Tête de femme (La Lectrice) belongs to Picasso's celebrated series of paintings portraying Dora Maar, who was his mistress and artistic companion in the late 1930s and early 1940s. Picasso's love affair with Maar was a partnership of intellectual exchange as well as of intense passion, and Maar's influence on the artist resulted in some of the most daring and most renowned portraits of his career. Painted during the years marked by the Spanish Civil War and later the Second World War, Picasso's portraits of Dora resonated with the drama and emotional upheaval of the era. In 1937 he executed his celebrated series of weeping women (fig. 1), portraying Maar in the most openly dramatic and emotionally charged manner. Whilst in this series he alternated between depictions of Dora and his previous mistress Marie-Thérèse Walter, it was the images of Dora Maar that came to symbolise Picasso's emotional state and the instability of the era.

 

The story of Dora Maar's relationship with Picasso is legendary in the history of twentieth century art. Picasso met Maar (1907-1997), the Surrealist photographer, in early 1936, and was immediately enchanted by the young woman's intellect and beauty and by her commanding presence. Although still involved with Marie-Thérèse Walter and still married to Olga Koklova at the time, Picasso became intimately involved with Maar by the end of the year, having spent the summer with her and a group of fellow Surrealists.
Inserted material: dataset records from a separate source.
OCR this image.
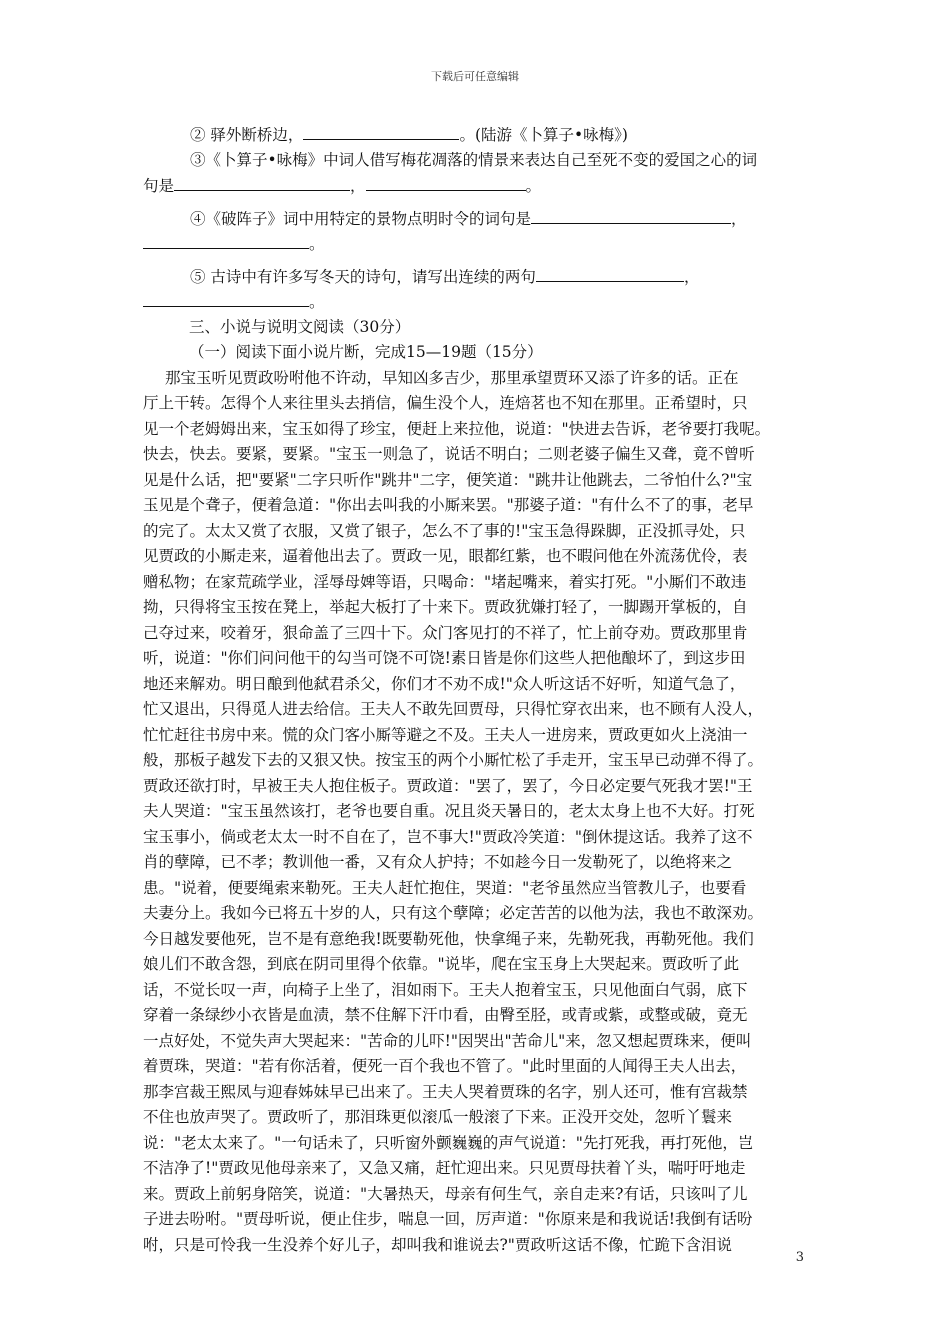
下载后可任意编辑
② 驿外断桥边，	。(陆游《卜算子•咏梅》)
③《卜算子•咏梅》中词人借写梅花凋落的情景来表达自己至死不变的爱国之心的词
句是	，	。
④《破阵子》词中用特定的景物点明时令的词句是	，
。
⑤ 古诗中有许多写冬天的诗句，请写出连续的两句	，
。
三、小说与说明文阅读（30分）
（一）阅读下面小说片断，完成15—19题（15分）
那宝玉听见贾政吩咐他不许动，早知凶多吉少，那里承望贾环又添了许多的话。正在
厅上干转。怎得个人来往里头去捎信，偏生没个人，连焙茗也不知在那里。正希望时，只
见一个老姆姆出来，宝玉如得了珍宝，便赶上来拉他，说道："快进去告诉，老爷要打我呢。
快去，快去。要紧，要紧。"宝玉一则急了，说话不明白；二则老婆子偏生又聋，竟不曾听
见是什么话，把"要紧"二字只听作"跳井"二字，便笑道："跳井让他跳去，二爷怕什么?"宝
玉见是个聋子，便着急道："你出去叫我的小厮来罢。"那婆子道："有什么不了的事，老早
的完了。太太又赏了衣服，又赏了银子，怎么不了事的!"宝玉急得跺脚，正没抓寻处，只
见贾政的小厮走来，逼着他出去了。贾政一见，眼都红紫，也不暇问他在外流荡优伶，表
赠私物；在家荒疏学业，淫辱母婢等语，只喝命："堵起嘴来，着实打死。"小厮们不敢违
拗，只得将宝玉按在凳上，举起大板打了十来下。贾政犹嫌打轻了，一脚踢开掌板的，自
己夺过来，咬着牙，狠命盖了三四十下。众门客见打的不祥了，忙上前夺劝。贾政那里肯
听，说道："你们问问他干的勾当可饶不可饶!素日皆是你们这些人把他酿坏了，到这步田
地还来解劝。明日酿到他弑君杀父，你们才不劝不成!"众人听这话不好听，知道气急了，
忙又退出，只得觅人进去给信。王夫人不敢先回贾母，只得忙穿衣出来，也不顾有人没人，
忙忙赶往书房中来。慌的众门客小厮等避之不及。王夫人一进房来，贾政更如火上浇油一
般，那板子越发下去的又狠又快。按宝玉的两个小厮忙松了手走开，宝玉早已动弹不得了。
贾政还欲打时，早被王夫人抱住板子。贾政道："罢了，罢了，今日必定要气死我才罢!"王
夫人哭道："宝玉虽然该打，老爷也要自重。况且炎天暑日的，老太太身上也不大好。打死
宝玉事小，倘或老太太一时不自在了，岂不事大!"贾政冷笑道："倒休提这话。我养了这不
肖的孽障，已不孝；教训他一番，又有众人护持；不如趁今日一发勒死了，以绝将来之
患。"说着，便要绳索来勒死。王夫人赶忙抱住，哭道："老爷虽然应当管教儿子，也要看
夫妻分上。我如今已将五十岁的人，只有这个孽障；必定苦苦的以他为法，我也不敢深劝。
今日越发要他死，岂不是有意绝我!既要勒死他，快拿绳子来，先勒死我，再勒死他。我们
娘儿们不敢含怨，到底在阴司里得个依靠。"说毕，爬在宝玉身上大哭起来。贾政听了此
话，不觉长叹一声，向椅子上坐了，泪如雨下。王夫人抱着宝玉，只见他面白气弱，底下
穿着一条绿纱小衣皆是血渍，禁不住解下汗巾看，由臀至胫，或青或紫，或整或破，竟无
一点好处，不觉失声大哭起来："苦命的儿吓!"因哭出"苦命儿"来，忽又想起贾珠来，便叫
着贾珠，哭道："若有你活着，便死一百个我也不管了。"此时里面的人闻得王夫人出去，
那李宫裁王熙凤与迎春姊妹早已出来了。王夫人哭着贾珠的名字，别人还可，惟有宫裁禁
不住也放声哭了。贾政听了，那泪珠更似滚瓜一般滚了下来。正没开交处，忽听丫鬟来
说："老太太来了。"一句话未了，只听窗外颤巍巍的声气说道："先打死我，再打死他，岂
不洁净了!"贾政见他母亲来了，又急又痛，赶忙迎出来。只见贾母扶着丫头，喘吁吁地走
来。贾政上前躬身陪笑，说道："大暑热天，母亲有何生气，亲自走来?有话，只该叫了儿
子进去吩咐。"贾母听说，便止住步，喘息一回，厉声道："你原来是和我说话!我倒有话吩
咐，只是可怜我一生没养个好儿子，却叫我和谁说去?"贾政听这话不像，忙跪下含泪说
3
Unlike the docile and domestic Marie-Thérèse, Maar was an artist, spoke Picasso's native Spanish, and shared his intellectual and political concerns. She even assisted with the execution of the monumental Guernica and produced the only photo-documentary of the work in progress. 

 

Throughout the years spent with Dora Maar, Picasso would depict her in a variety of ways: from the menacing, almost monstrous character of the weeping women series, to the much calmer, dignified images such as Dora Maar au chat (fig. 4) and the monumental bronze sculpture Tête de femme (fig. 5). The woman depicted here in the act of reading projects an intellectual quality and quiet introspection, while at the same time her lively eyes and tense features reflect her strong personality. Like Picasso's most accomplished portraits of Dora Maar, this is a psychologically intense and penetrating image, conveying her physical beauty and radiant personality, as well as a sense of anxiety and uncertainty of the times. Her beautiful features that Picasso greatly admired - her flowing chestnut hair, dark eyes and strong nose - are distorted in a way that powerfully embodies all of the complex and conflicting emotions that marked their relationship, as well as the time they lived in. It was her brilliant intelligence that distinguished Dora from other women in Picasso's life, and here he depicts her reading a book or a newspaper, deeply immersed in her thoughts. Despite the highly abstracted and stylised manner in which Picasso depicted her features, with the use of a bright palette and energetic brushstrokes he captured the luminosity and vitality of her character.

 

What first caught Picasso's attention, however, was Maar's transfixing beauty, which James Lord described upon meeting Maar in 1944: 'Her gaze possessed remarkable radiance but could also be very hard. I observed that she was beautiful, with a strong, straight nose, perfect scarlet lips, the chin firm, the jaw a trifle heavy and the more forceful for being so, rich chestnut hair drawn smoothly back, and eyelashes like the furred antennae of moths' (J. Lord, Picasso and Dora, New York, 1993, p. 31). Her striking features and complex personality captured the imagination of a number of artists and made her the subject of numerous photographs by Man Ray, Lee Miller and Picasso himself (fig. 6). Rather than merely celebrating her physical beauty, however, the present work represents a complex synthesis of various themes that preoccupied Picasso at the time.

 

Maar's strong, pronounced features acquire a certain masculine quality, suggesting a degree of the artist's introspection and self-reflection. Furthermore, Maar shares her stylised features with Picasso's depictions of bulls, thus evoking one of his favourite themes - the bullfight, that remained throughout his life a symbol of his native Spain, a subject particularly close to his heart at this time of civil war. In combining major images from his iconography, Picasso weaves a rich web of associations that reflect his own and his model's emotional state, as well as circumstances that surrounded them. It is this complexity of ideas and connotations, combined with a strikingly modern pictorial style, that place Picasso's portraits of Dora Maar among the most accomplished works of his career.

 

Brigitte Léal wrote about Picasso's portrayals of Dora: 'Their terribilità no doubt explains why the innumerable, very different portraits that Picasso did of [Dora] remain among the finest achievements of his art, at a time when he was engaged in a sort of third path, verging on Surrealist representation while rejecting strict representation and, naturally, abstraction. Today, more than ever, the fascination that the image of this admirable, but suffering and alienated, face exerts on us incontestably ensues from its coinciding with our modern consciousness of the body in its threefold dimension of precariousness, ambiguity, and monstrosity. There is no doubt that by signing these portraits, Picasso tolled the final bell for the reign of ideal beauty and opened that way for the aesthetic tyranny of a sort of terrible and tragic beauty' (B. Léal, 'For Charming Dora: Portraits of Dora Maar', in Picasso and Portraiture: Representation and Transformation (exhibition catalogue), The Museum of Modern Art, New York; Galeries Nationales du Grand Palais, Paris, 1996-97, p. 385).